Due to the unavailability of flecainide in China and the refusal of implantable cardioverter defibrillator implantation by his parents, this patient continued to be treated with oral metoprolol.

OUTCOMES

Unfortunately, the effect was unfavorable during 4 months outpatient follow-up.

LESSONS

CPVT should be suspected in young patients with a normal baseline electrocardiogram (EKG), a structurally normal heart and polymorphic and/or bidirectional ventricular tachycardia induced by exercise or emotional stress.
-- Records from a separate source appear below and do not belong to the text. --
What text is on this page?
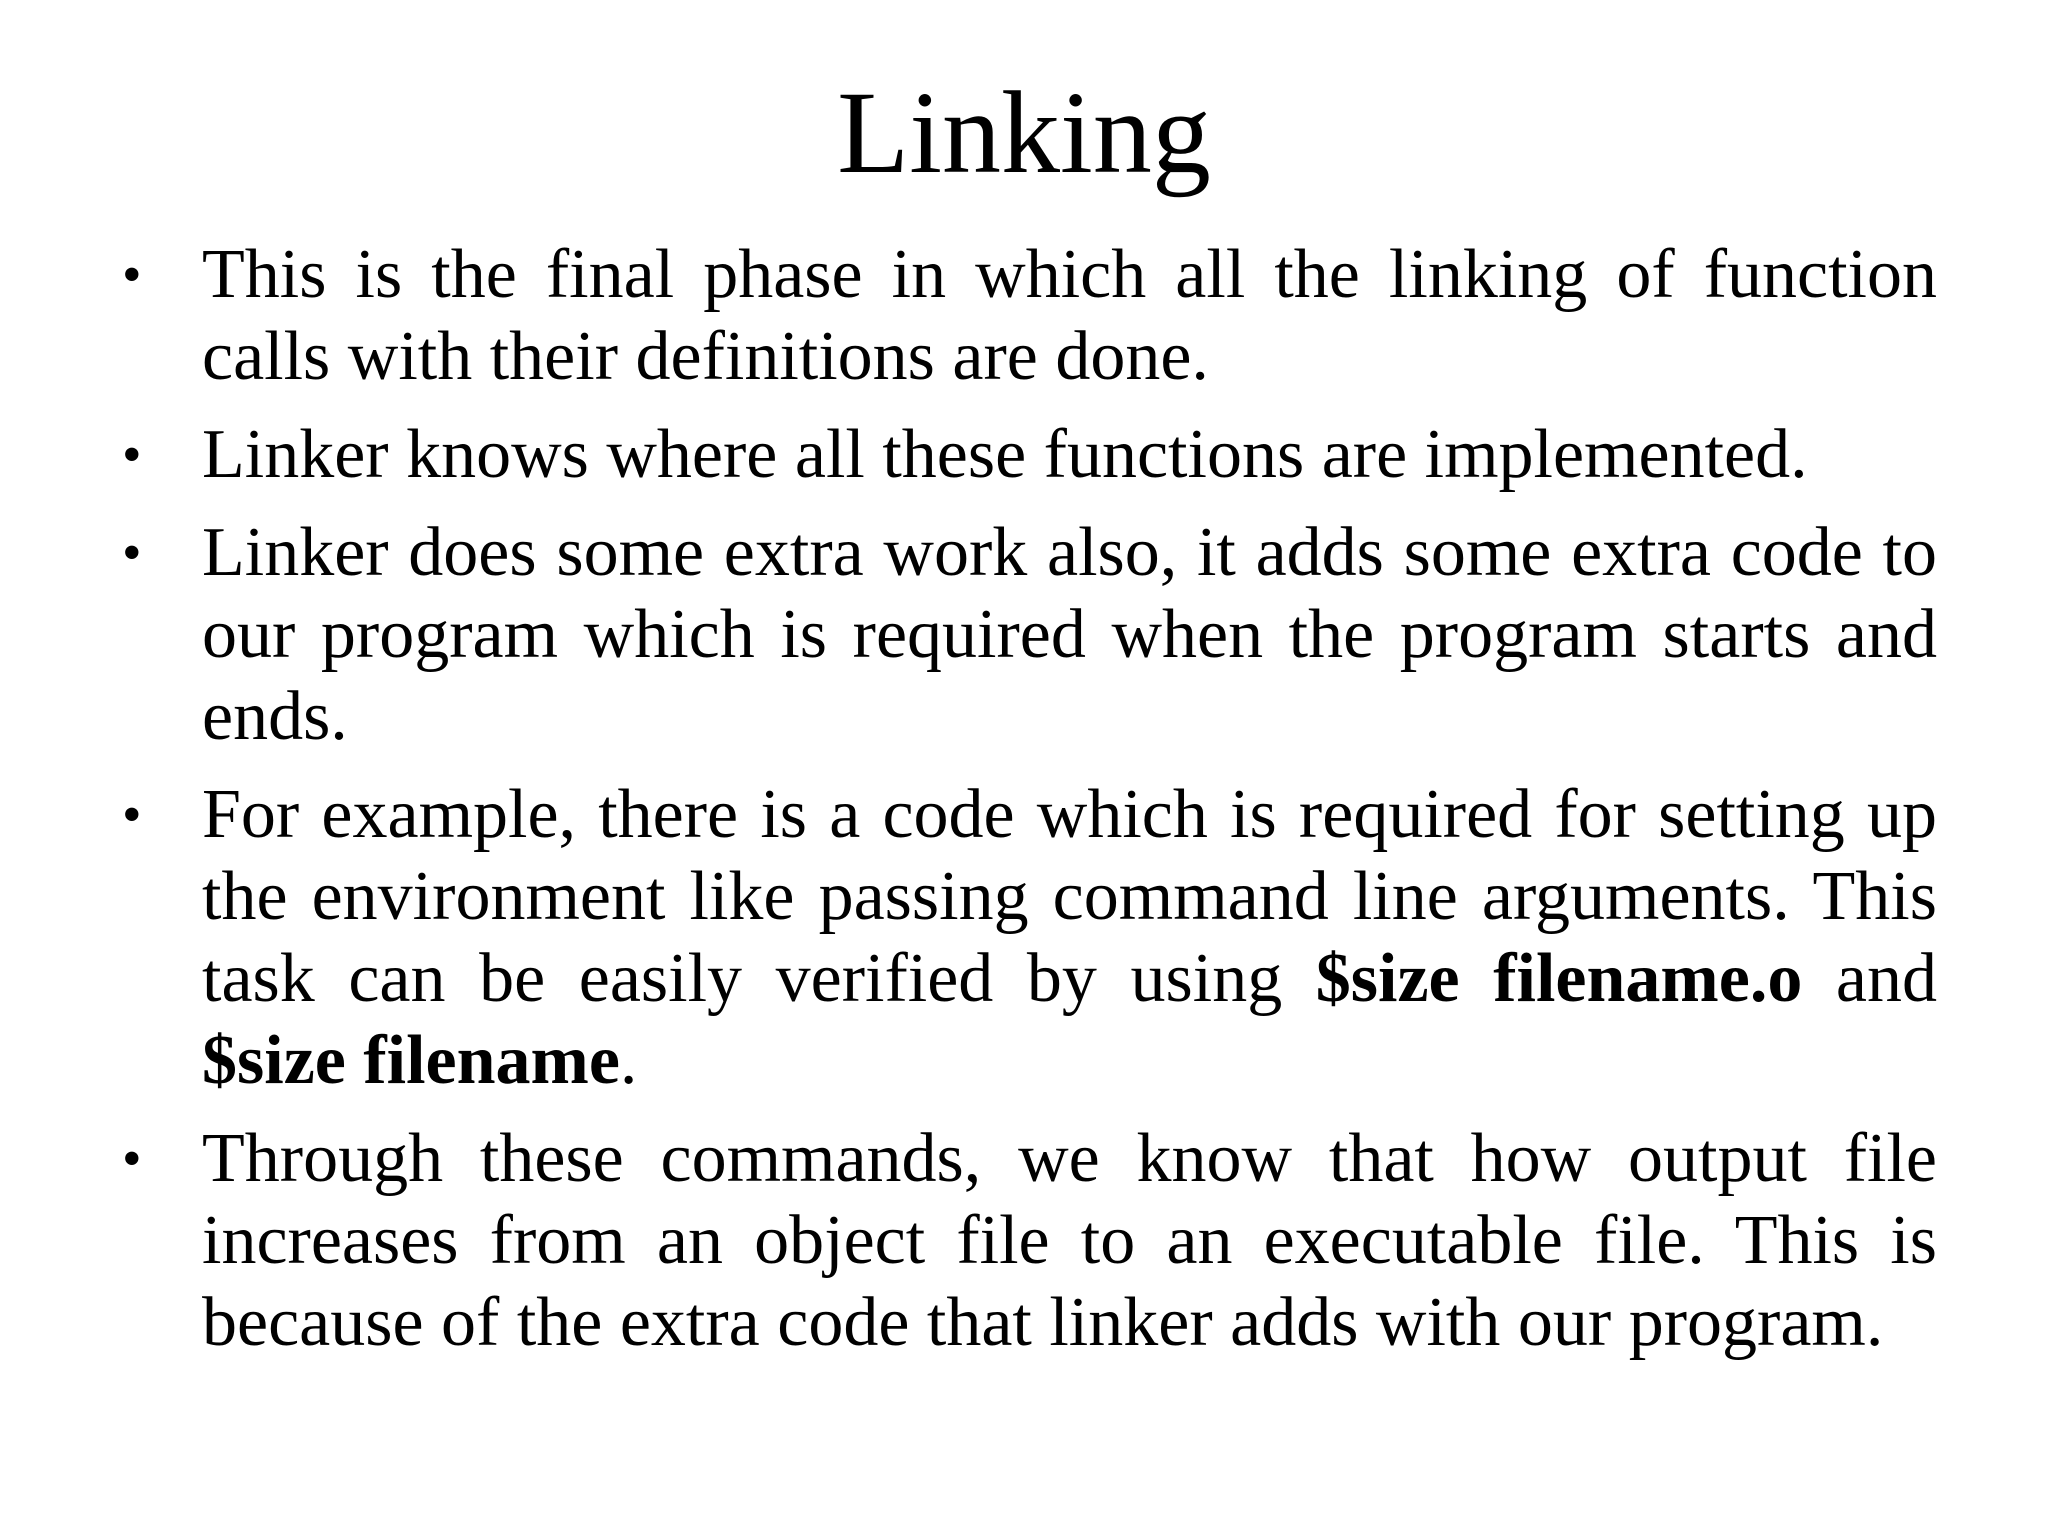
Linking
• This is the final phase in which all the linking of function calls with their definitions are done.
• Linker knows where all these functions are implemented.
• Linker does some extra work also, it adds some extra code to our program which is required when the program starts and ends.
• For example, there is a code which is required for setting up the environment like passing command line arguments. This task can be easily verified by using $size filename.o and $size filename.
• Through these commands, we know that how output file increases from an object file to an executable file. This is because of the extra code that linker adds with our program.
Exercise and genetic testing is essential and significant for a timely and accurate diagnosis of CPVT. The current study firstly reported a case with CPVT associated with a mutant of RYR2 at c.7580T > G in children.

摘要

理论依据

儿茶酚胺能多形性室性心动过速(CPVT)是一种由肾上腺素能应激诱发的罕见但潜在致命的遗传性心律失常综合征。由于其在儿童早期的临床表现不典型、儿科心脏病专家的认知和经验有限,以及中国一些欠发达地区对基因诊断重要性的认识不足,儿童CPVT的诊断延迟或漏诊很常见且令人担忧。

患者情况

一名9岁3个月的男性儿童,自3岁首次出现症状以来,反复出现运动诱发的晕厥并伴有抽搐,最初被误诊为癫痫。由于发现了多形性室性早搏、非持续性室性心动过速(VT)和室上性心动过速,确定了心源性病因。该患者先后接受了普罗帕酮、胺碘酮、胺碘酮与美托洛尔联合治疗以及单独使用美托洛尔治疗,长达6年。

诊断

鉴于对传统抗心律失常药物反应不佳、晕厥由运动诱发、QRS波形态以及心脏结构正常,怀疑为CPVT,并最终通过运动试验检测到多形性和双向性VT并恶化为心室颤动而确诊。此外,基因检测鉴定出RYR2基因c.7580T>G位点的杂合突变。

干预措施

由于中国无法获得氟卡尼,且其父母拒绝植入植入式心脏复律除颤器,该患者继续接受口服美托洛尔治疗。

结果

不幸的是,在4个月的门诊随访期间效果不佳。

经验教训

对于基线心电图(EKG)正常、心脏结构正常且运动或情绪应激诱发多形性和/或双向性室性心动过速的年轻患者,应怀疑CPVT。运动和基因检测对于CPVT的及时准确诊断至关重要。本研究首次报道了一例儿童CPVT与RYR2基因c.7580T>G突变相关的病例。